Nella seduta di mercoledì la Borsa Usa ha finalmente rialzato la testa dopo alcune sedute molto difficili, ma il dubbio si è ormai insinuato nella testa di moltissimi investitori: dato tutto ciò che sta succedendo, date le intemperanze giornaliere di Trump, date le incertezze esistenti sull’economia a stelle e strisce, “cosa fare con l’America”? Conviene ancora investire negli Usa o è meglio emigrare su altri, più sicuri, lidi? E nel caso in cui la risposta fosse sì, quali?

A queste domande risponde la puntata di marzo 2025 del podcast “Al 4° piano” con Alessandro Fugnoli, strategist di Kairos Partners SGR.

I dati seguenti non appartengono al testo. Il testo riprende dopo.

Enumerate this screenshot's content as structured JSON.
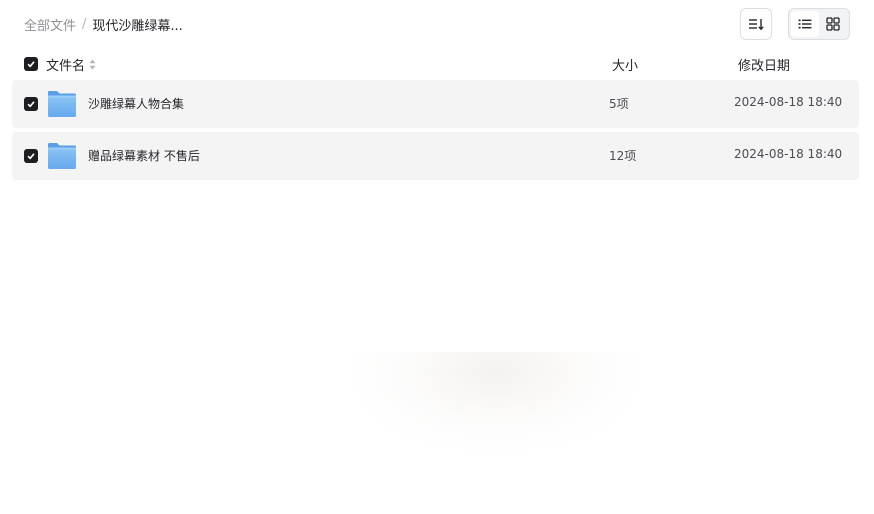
{
  "breadcrumb": {
    "root": "全部文件",
    "separator": "/",
    "current": "现代沙雕绿幕..."
  },
  "toolbar": {
    "sort_icon": "sort-list-icon",
    "view_list_icon": "list-view-icon",
    "view_grid_icon": "grid-view-icon",
    "active_view": "list"
  },
  "list_header": {
    "name": "文件名",
    "size": "大小",
    "date": "修改日期"
  },
  "rows": [
    {
      "name": "沙雕绿幕人物合集",
      "size": "5项",
      "date": "2024-08-18 18:40",
      "icon": "folder-icon",
      "checked": true
    },
    {
      "name": "赠品绿幕素材 不售后",
      "size": "12项",
      "date": "2024-08-18 18:40",
      "icon": "folder-icon",
      "checked": true
    }
  ],
  "colors": {
    "folder": "#79b6f0",
    "row_bg": "#f4f4f5",
    "checkbox": "#1d1e22"
  }
}
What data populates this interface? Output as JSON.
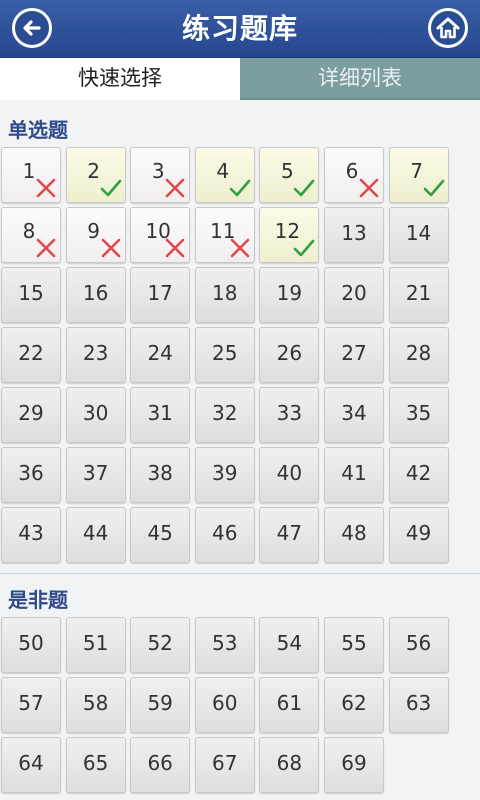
{
  "header": {
    "title": "练习题库",
    "back_icon": "back-arrow-icon",
    "home_icon": "home-icon"
  },
  "tabs": [
    {
      "label": "快速选择",
      "active": true
    },
    {
      "label": "详细列表",
      "active": false
    }
  ],
  "sections": [
    {
      "title": "单选题",
      "questions": [
        {
          "n": "1",
          "s": "wrong"
        },
        {
          "n": "2",
          "s": "right"
        },
        {
          "n": "3",
          "s": "wrong"
        },
        {
          "n": "4",
          "s": "right"
        },
        {
          "n": "5",
          "s": "right"
        },
        {
          "n": "6",
          "s": "wrong"
        },
        {
          "n": "7",
          "s": "right"
        },
        {
          "n": "8",
          "s": "wrong"
        },
        {
          "n": "9",
          "s": "wrong"
        },
        {
          "n": "10",
          "s": "wrong"
        },
        {
          "n": "11",
          "s": "wrong"
        },
        {
          "n": "12",
          "s": "right"
        },
        {
          "n": "13",
          "s": "none"
        },
        {
          "n": "14",
          "s": "none"
        },
        {
          "n": "15",
          "s": "none"
        },
        {
          "n": "16",
          "s": "none"
        },
        {
          "n": "17",
          "s": "none"
        },
        {
          "n": "18",
          "s": "none"
        },
        {
          "n": "19",
          "s": "none"
        },
        {
          "n": "20",
          "s": "none"
        },
        {
          "n": "21",
          "s": "none"
        },
        {
          "n": "22",
          "s": "none"
        },
        {
          "n": "23",
          "s": "none"
        },
        {
          "n": "24",
          "s": "none"
        },
        {
          "n": "25",
          "s": "none"
        },
        {
          "n": "26",
          "s": "none"
        },
        {
          "n": "27",
          "s": "none"
        },
        {
          "n": "28",
          "s": "none"
        },
        {
          "n": "29",
          "s": "none"
        },
        {
          "n": "30",
          "s": "none"
        },
        {
          "n": "31",
          "s": "none"
        },
        {
          "n": "32",
          "s": "none"
        },
        {
          "n": "33",
          "s": "none"
        },
        {
          "n": "34",
          "s": "none"
        },
        {
          "n": "35",
          "s": "none"
        },
        {
          "n": "36",
          "s": "none"
        },
        {
          "n": "37",
          "s": "none"
        },
        {
          "n": "38",
          "s": "none"
        },
        {
          "n": "39",
          "s": "none"
        },
        {
          "n": "40",
          "s": "none"
        },
        {
          "n": "41",
          "s": "none"
        },
        {
          "n": "42",
          "s": "none"
        },
        {
          "n": "43",
          "s": "none"
        },
        {
          "n": "44",
          "s": "none"
        },
        {
          "n": "45",
          "s": "none"
        },
        {
          "n": "46",
          "s": "none"
        },
        {
          "n": "47",
          "s": "none"
        },
        {
          "n": "48",
          "s": "none"
        },
        {
          "n": "49",
          "s": "none"
        }
      ]
    },
    {
      "title": "是非题",
      "questions": [
        {
          "n": "50",
          "s": "none"
        },
        {
          "n": "51",
          "s": "none"
        },
        {
          "n": "52",
          "s": "none"
        },
        {
          "n": "53",
          "s": "none"
        },
        {
          "n": "54",
          "s": "none"
        },
        {
          "n": "55",
          "s": "none"
        },
        {
          "n": "56",
          "s": "none"
        },
        {
          "n": "57",
          "s": "none"
        },
        {
          "n": "58",
          "s": "none"
        },
        {
          "n": "59",
          "s": "none"
        },
        {
          "n": "60",
          "s": "none"
        },
        {
          "n": "61",
          "s": "none"
        },
        {
          "n": "62",
          "s": "none"
        },
        {
          "n": "63",
          "s": "none"
        },
        {
          "n": "64",
          "s": "none"
        },
        {
          "n": "65",
          "s": "none"
        },
        {
          "n": "66",
          "s": "none"
        },
        {
          "n": "67",
          "s": "none"
        },
        {
          "n": "68",
          "s": "none"
        },
        {
          "n": "69",
          "s": "none"
        }
      ]
    }
  ],
  "colors": {
    "header": "#24478e",
    "correct": "#2ea043",
    "wrong": "#e0484f",
    "section_title": "#2f4a8a"
  }
}
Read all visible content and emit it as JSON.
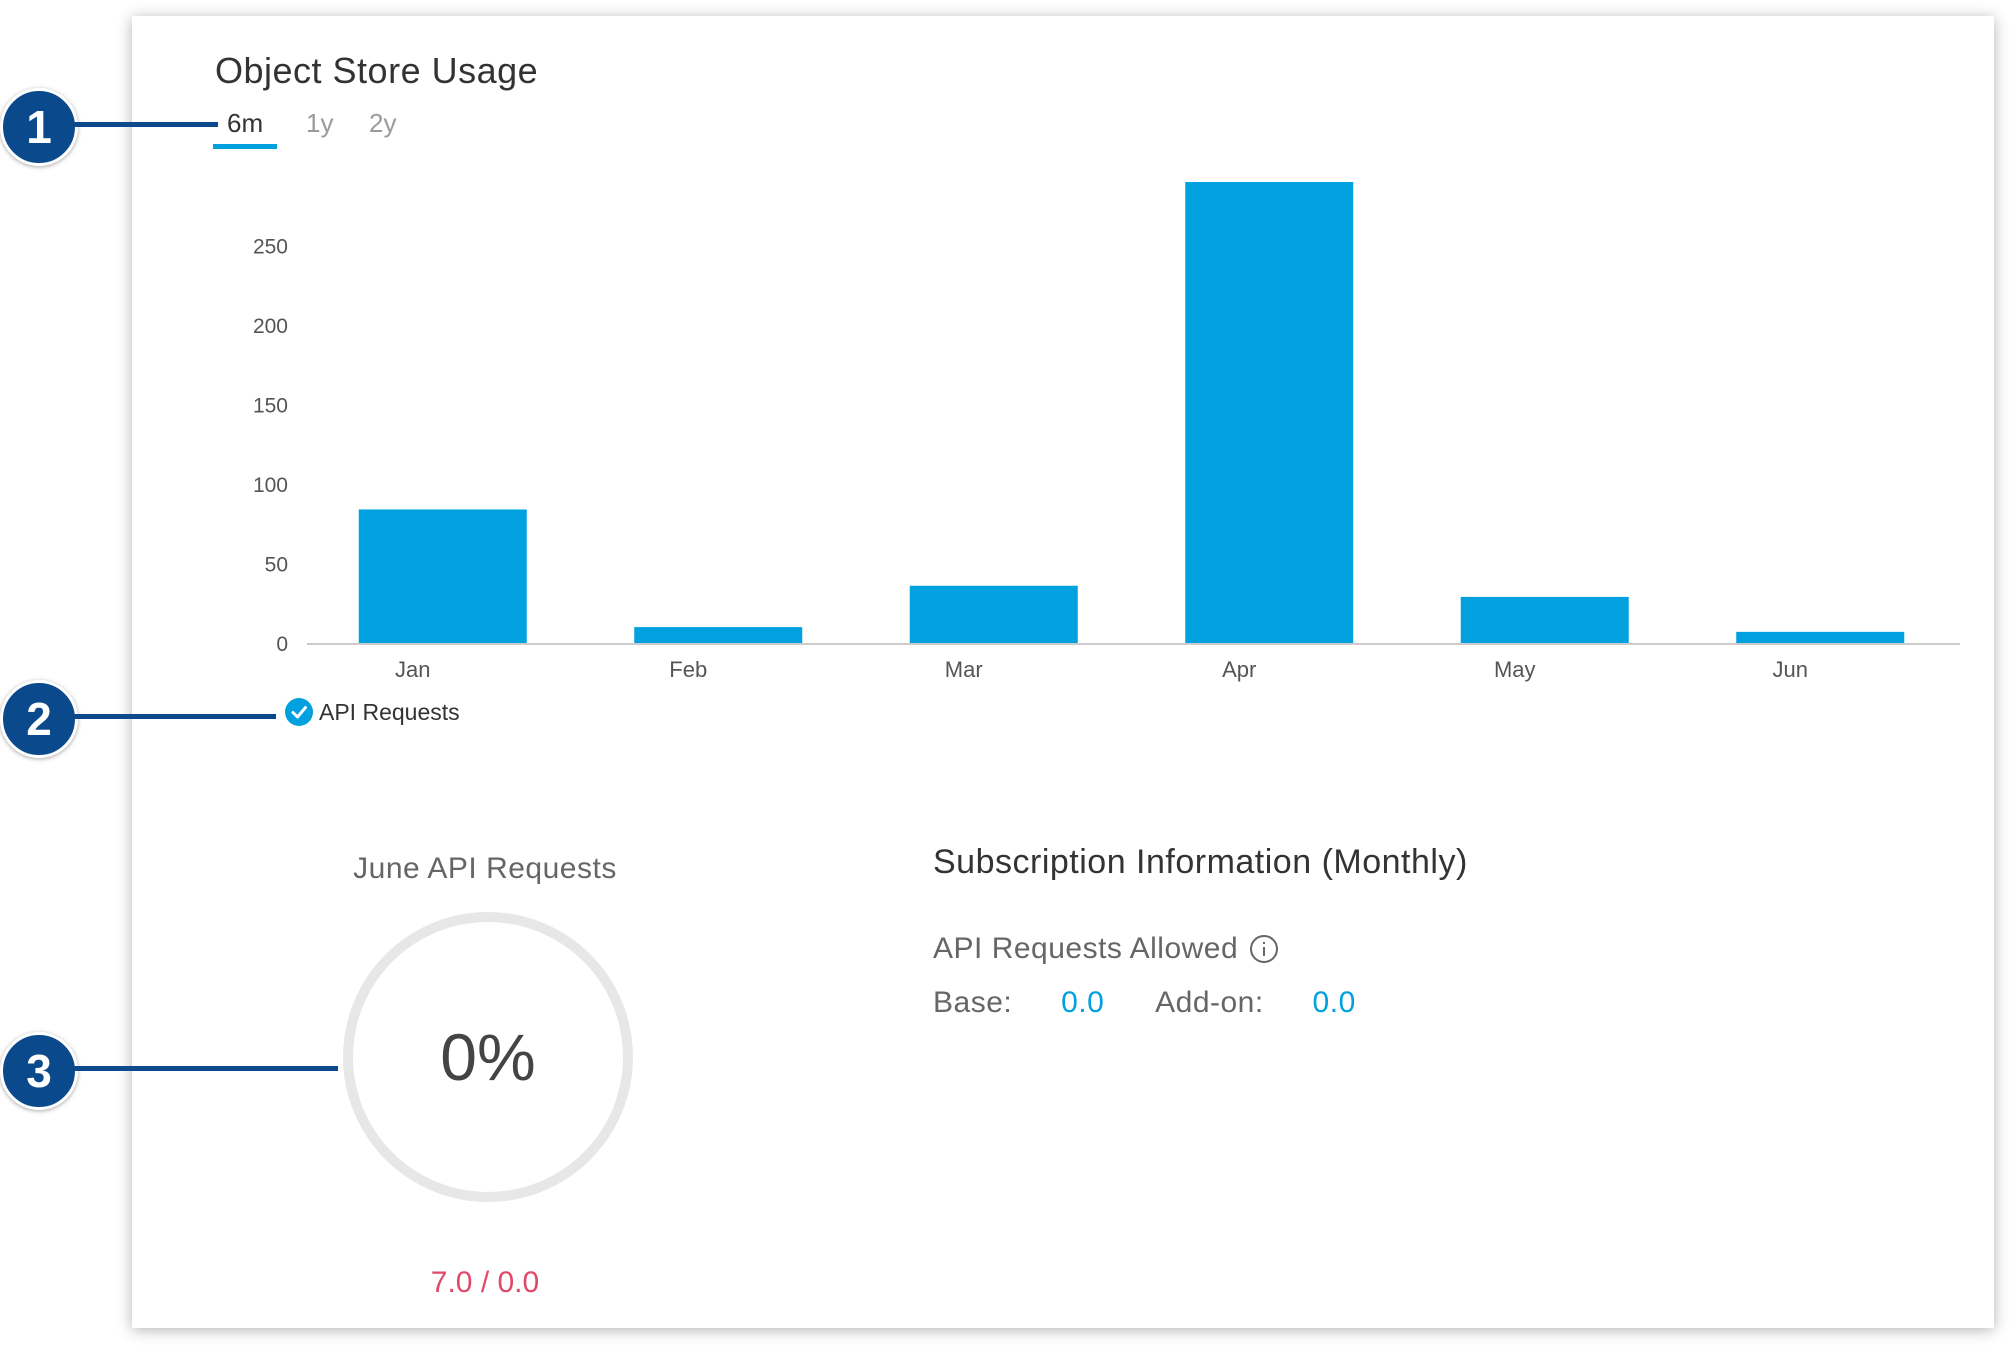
{
  "card": {
    "title": "Object Store Usage",
    "tabs": [
      {
        "label": "6m",
        "active": true
      },
      {
        "label": "1y",
        "active": false
      },
      {
        "label": "2y",
        "active": false
      }
    ]
  },
  "chart_data": {
    "type": "bar",
    "categories": [
      "Jan",
      "Feb",
      "Mar",
      "Apr",
      "May",
      "Jun"
    ],
    "series": [
      {
        "name": "API Requests",
        "values": [
          84,
          10,
          36,
          290,
          29,
          7
        ]
      }
    ],
    "ylim": [
      0,
      290
    ],
    "yticks": [
      0,
      50,
      100,
      150,
      200,
      250
    ],
    "color": "#00a1de",
    "grid": false,
    "legend": "bottom-left"
  },
  "legend": {
    "label": "API Requests"
  },
  "callouts": [
    "1",
    "2",
    "3"
  ],
  "usage": {
    "title": "June API Requests",
    "percent": "0%",
    "ratio": "7.0 / 0.0"
  },
  "subscription": {
    "title": "Subscription Information (Monthly)",
    "section_label": "API Requests Allowed",
    "base_label": "Base:",
    "base_value": "0.0",
    "addon_label": "Add-on:",
    "addon_value": "0.0"
  },
  "colors": {
    "accent": "#00a1de",
    "callout": "#0a4a8c",
    "ratio": "#e04a6a"
  }
}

La fine dell’impero d’Occidente

Per descrivere la realtà attuale, Fugnoli scomoda addirittura gli imperi e le diverse fasi della loro vita. “C’è una fase – spiega – in cui quello che sembrava solido e invincibile appare caduco e fragile”. È accaduto con l’impero austroungarico, con quello ottomano, con l’Unione Sovietica. Ebbene, “nell’anno di grazia 2025, “l’impero di Occidente, guidato dall’America ritorna Stati Uniti”, afferma l’economista.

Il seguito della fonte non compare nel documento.